Fredrick Nwabufo

 

The supreme court is an “ecclesiastical order’’; it sits on high looking down on the ''lowly''. It dispenses in inexorable ‘’justice’’; justice not because it is always just, but because it cannot be interrogated when it is unjust.

In the course of my career as a journalist, I have covered a good number of court cases. And I have beheld the power, glory and mesmerismo of judges.

I recall a justice of the high court who after delivering judgment on a matter, said: “Here, we judges are God. After us, whatever you don’t agree with, you can take it to God.’’ The sheer profundity of the statement hit me like a jab from Anthony Joshua.

Really, in the hands of judges lie the power of life and death. It is the reason the best of us mortals, in all aspects – intellection, integrity and morality – must be allowed on the hallowed bench.

The judiciary is a vital institution in the preservation and protection of rights and liberties, and in the maintenance of social balance; so, there cannot be room for oddities; the best and the best of us must people it.

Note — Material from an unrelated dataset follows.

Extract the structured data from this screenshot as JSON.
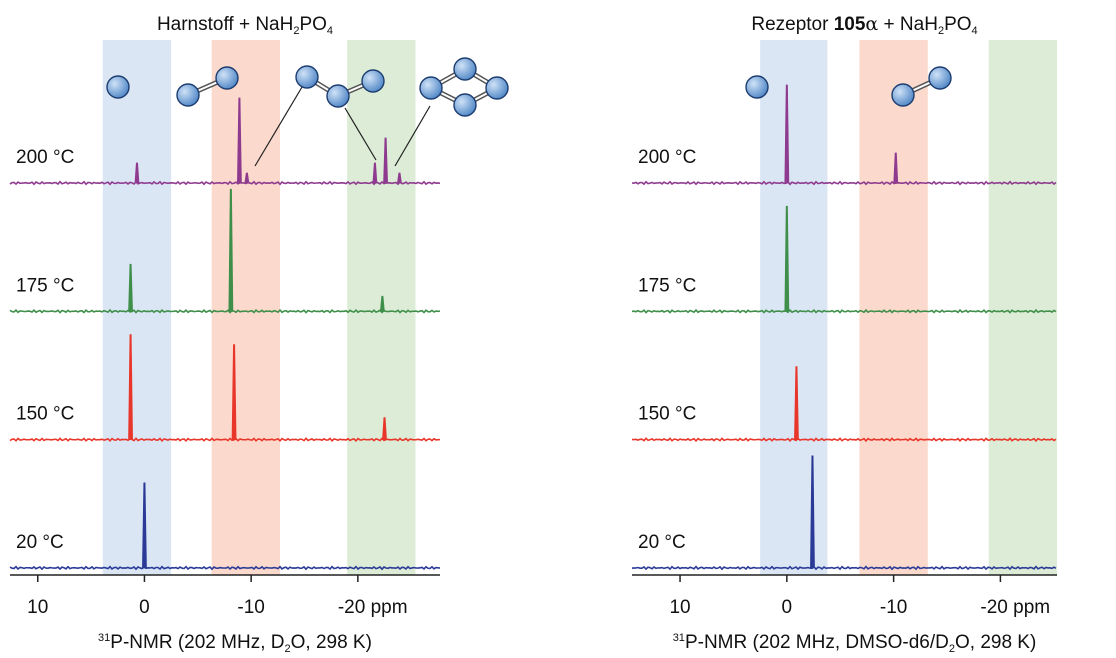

The legislature can afford to make a mistake and emend it; the executive can afford to make a mistake and revise it, but when the last tier of the judiciary {supreme court} makes a mistake, it is irrevocable. That error will go on to become precedential law.

The presumption of infallibility of the supreme court is a prerogative that comes with great responsibility. It is dulia only reserved for the gods; why then should the head of this ‘’ecclesiastical order’’ be like mortals, and even, not the best among mortals?

In my early years, the late Justice Oputa was my impression of the archetypal supreme court judge. Oh! The intellection, the poetry, the philosophy, the depth and finesse he summarily dispatched on cases? But I came to an obverse impression after attending sessions at the apex court and heard in utter mortification the slovenly grammar and sloppy literary discharges of these ‘’celestials’’.    CJN Tanko before the Senate

I have watched a video clip of the senate confirmation hearing of Ibrahim Muhammad Tanko, chief justice of Nigeria (CJN), where he blundered irrepressibly, five times. And each time my mouth is agape with incredulity. I am embarrassed for the CJN.

In fact, here is the unsettling performance in words:

Senator Eyinnaya Abaribe: “My Lord, in 2018, Akeredolu vs Abraham, I can quote the supreme court if you permit me. The supreme court said, ‘technicality in the administration of justice, shuts out justice. it is, therefore, better to have a case heard or determined on its merit than to leave the court with the shield of victory obtained on a mere technicality.”

“But my lord, just a few weeks ago, the supreme court also said and I quote, ‘The correct order to make is to declare the judgement of the trial tribunal a nullity as a result of one of the panelists not sitting on a day when proceedings were held’. And Nigerians are really worried, we would like to know where this supreme court will be situated under you?”

In response, Muhammad defined technicality, saying there are technicalities in Nigerian laws because the laws were inherited from the British.

He said he could not “drive a plane” because of the technicalities involved, adding that: “If something which is technical comes before the court, what we do in trial courts is to ask people who are experts in that field to come and testify. We rely on their testimony because they are experts in that field.’’

My Lord, you dropped a clanger, but in my court I will pardon you for ‘’authoritative gaffing’’.